When Hollywood star Lori Loughlin’s daughters were being accepted to USC as crew team recruits, something felt strange to their high school guidance counselor.
And that’s because, prosecutors say, their admissions were fraudulent.
Loughlin and her husband, fashion designer Mossimo Giannulli, are among the dozens of defendants charged for allegedly paying bribes to get their children into top schools as part of a nationwide college admissions bribery scandal.
Giannulli was released on $1 million bond Tuesday, and Loughlin, whose TV credits include roles on “Full House,” “Fuller House,” and “Beverly Hills 90210,” is slated to make her initial court appearance Wednesday in California. They’ll both appear in Boston at a later date.
The Hollywood power couple allegedly arranged, via payoffs and photos of their daughters on rowing machines, to have them presented to USC as recruits for the crew team, paving their way for admission even though they never rowed crew.
Advertisement
But the daughters’ guidance counselor started asking questions in late 2017.
“According to [bribery ringleader William Singer], the counselor did not believe that either of the Giannullis’ daughters participated in crew, and was concerned that their applications may have contained misleading information,” said an FBI affidavit.
Loughlin, on Dec. 12, 2017, wrote an e-mail to Singer after her younger daughter gained provisional acceptance to USC, and the actress included an apparent reference to the guidance counselor as “our little friend,” records show.
“[Our younger daughter] has not submitted all her colleges [sic] apps and is confused on how to do so,” Loughlin wrote. “I want to make sure she gets those in as I don’t want to call any attention to [her] with our little friend at [her high school]. Can you tell us how to proceed?”
Singer had one of his employees submit applications on behalf of the couple’s younger daughter, and on Feb. 8, 2018, Giannulli wired $200,000 to an account controlled by Singer’s sham charity, which he used to hide bribery payments, according to prosecutors.
On April 12, 2018, after the couple’s younger daughter had been formally accepted to USC, the guidance counselor sent Giannulli an e-mail indicating a change of heart, records show.
Advertisement
“I wanted to provide you with an update on the status of [your younger daughter’s] admission offer to USC,” the counselor wrote. “First and foremost, they have nointention of rescinding [her] admission and were surprised to hear that was even a concern for you and your family. ... I also shared with [the USC senior director of admission] that you had visited this morning and affirmed for me that [your younger daughter] is truly a coxswain” on a crew team.
On the same day, the affidavit said, Singer got a voicemail from Donna Heinel, an official in the USC athletic department.
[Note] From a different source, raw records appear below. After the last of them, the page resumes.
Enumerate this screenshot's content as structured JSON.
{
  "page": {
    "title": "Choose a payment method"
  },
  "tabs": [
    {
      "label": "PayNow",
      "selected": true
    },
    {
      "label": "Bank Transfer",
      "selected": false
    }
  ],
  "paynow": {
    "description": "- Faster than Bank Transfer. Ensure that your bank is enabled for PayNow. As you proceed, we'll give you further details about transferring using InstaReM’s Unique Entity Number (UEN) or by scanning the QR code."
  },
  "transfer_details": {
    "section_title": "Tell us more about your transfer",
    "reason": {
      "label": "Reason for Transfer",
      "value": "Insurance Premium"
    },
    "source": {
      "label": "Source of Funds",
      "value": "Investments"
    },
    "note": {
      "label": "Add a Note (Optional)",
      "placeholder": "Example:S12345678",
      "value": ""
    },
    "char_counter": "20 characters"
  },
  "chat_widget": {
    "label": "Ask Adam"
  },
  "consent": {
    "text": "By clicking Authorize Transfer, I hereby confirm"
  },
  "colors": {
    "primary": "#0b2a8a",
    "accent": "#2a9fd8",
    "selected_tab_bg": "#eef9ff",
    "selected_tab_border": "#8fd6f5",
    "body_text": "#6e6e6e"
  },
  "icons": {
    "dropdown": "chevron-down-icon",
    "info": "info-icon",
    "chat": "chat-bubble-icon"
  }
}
Heinel, now charged with racketeering conspiracy in the case, told Singer to advise Loughlin’s daughters to keep up the front when they arrived on campus, records show.
“I just want to make sure that, you know, I don’t want the — the parents getting angry and creating any type of disturbance at the school,” Heinel told Singer. “I just want to make sure those students ... if questioned at the school that they respond in a[n] appropriate way that they are, walk-on candidates for their respective sports. They’re looking forward to trying out for the team and making the team when they get here. OK? ... So I just don’t want anybody going into ... [the GIANNULLIS’ daughters’ high school], you know, yelling at counselors. That’ll shut everything — that’ll shut everything down.”
Advertisement
Singer later decided to cooperate with the FBI and in November 2018, he had a secretly recorded phone call with Loughlin and referenced the money laundering element of the scheme: parents would cut large checks to Singer’s foundation for supposed charitable purposes, when the cash was actually payment for his illicit help in getting their kids admitted to schools.
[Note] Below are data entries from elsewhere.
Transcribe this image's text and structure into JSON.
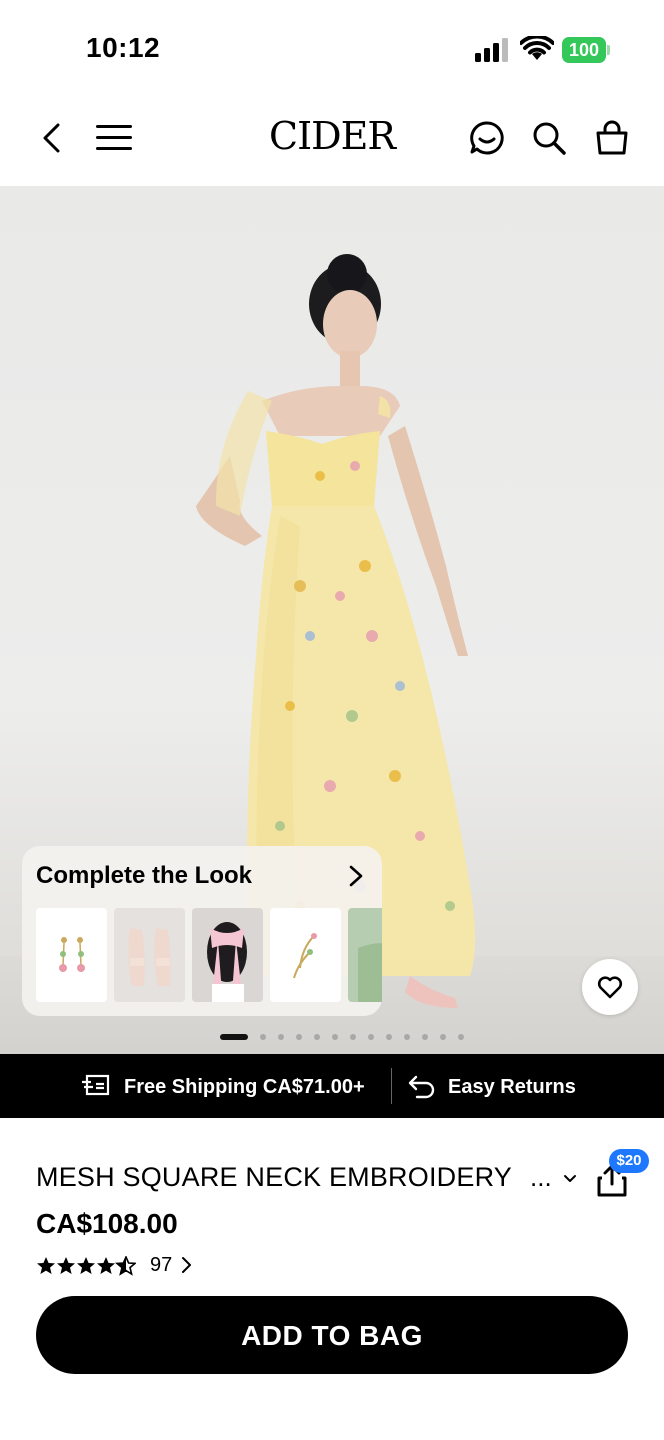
{
  "status_bar": {
    "time": "10:12",
    "battery": "100"
  },
  "header": {
    "logo": "CIDER",
    "icons": [
      "back-icon",
      "menu-icon",
      "chat-icon",
      "search-icon",
      "bag-icon"
    ]
  },
  "hero": {
    "complete_look": {
      "title": "Complete the Look",
      "items": [
        "earrings",
        "mules",
        "hair bow",
        "hair clips",
        "green item"
      ]
    },
    "carousel": {
      "total": 13,
      "active": 1
    }
  },
  "promo": {
    "shipping": "Free Shipping CA$71.00+",
    "returns": "Easy Returns"
  },
  "product": {
    "title": "MESH SQUARE NECK EMBROIDERY",
    "ellipsis": "...",
    "share_badge": "$20",
    "price": "CA$108.00",
    "rating": 4.5,
    "review_count": "97"
  },
  "actions": {
    "add_to_bag": "ADD TO BAG"
  },
  "colors": {
    "accent": "#000000",
    "badge": "#1e78ff",
    "battery": "#34c759"
  }
}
Singer told Loughlin his foundation was being audited and if the IRS called her, she should know “that nothing has been said about the girls, your donations helping the girls get into USC to do ... crew even though they didn’t do crew, so nothing like that has been ever mentioned.”
Loughlin said at one point, “So we — so we just have to say we made a donation to your foundation and that’s it, end of story,” the affidavit said.
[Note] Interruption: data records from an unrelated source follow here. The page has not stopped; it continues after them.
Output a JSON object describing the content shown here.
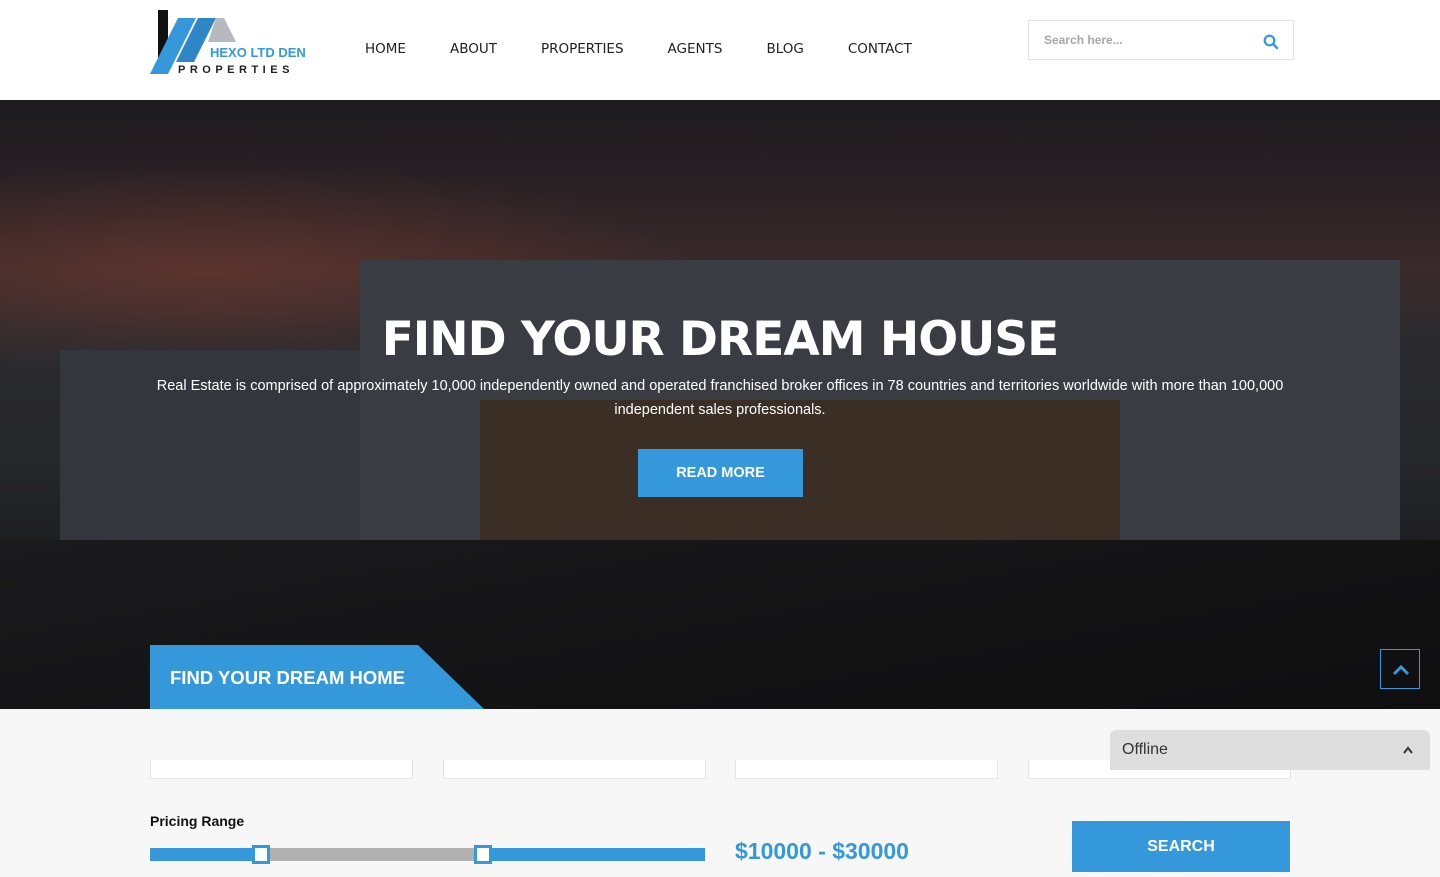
{
  "brand": {
    "line1": "HEXO LTD DEN",
    "line2": "PROPERTIES",
    "accent": "#3498db"
  },
  "nav": [
    "HOME",
    "ABOUT",
    "PROPERTIES",
    "AGENTS",
    "BLOG",
    "CONTACT"
  ],
  "search": {
    "placeholder": "Search here...",
    "icon": "search-icon"
  },
  "hero": {
    "title": "FIND YOUR DREAM HOUSE",
    "description": "Real Estate is comprised of approximately 10,000 independently owned and operated franchised broker offices in 78 countries and territories worldwide with more than 100,000 independent sales professionals.",
    "button": "READ MORE"
  },
  "finder": {
    "tab_label": "FIND YOUR DREAM HOME",
    "pricing_label": "Pricing Range",
    "price_text": "$10000 - $30000",
    "range_min_fraction": 0.2,
    "range_max_fraction": 0.6,
    "search_button": "SEARCH"
  },
  "chat": {
    "status": "Offline"
  },
  "back_to_top_icon": "chevron-up-icon"
}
Singer told her, “that is correct,” and he told Giannulli in earlier call, “I just want to make sure that our stories are the same ... and that your $400K was paid to our foundation to help underserved kids.”
“Uh, perfect,” Giannulli said.
Page Six reported Tuesday that Loughlin, in a prior appearance on the “Today” show, had spoken excitedly about her older daughter’s enrollment at USC.
““I think I’m in complete denial, I really am because when I think about it too much it will make me cry so I gotta stop,” Loughlin said in the television appearance, according to Page Six, which also noted that Loughlin could be seen “fanning away crocodile tears” in the clip.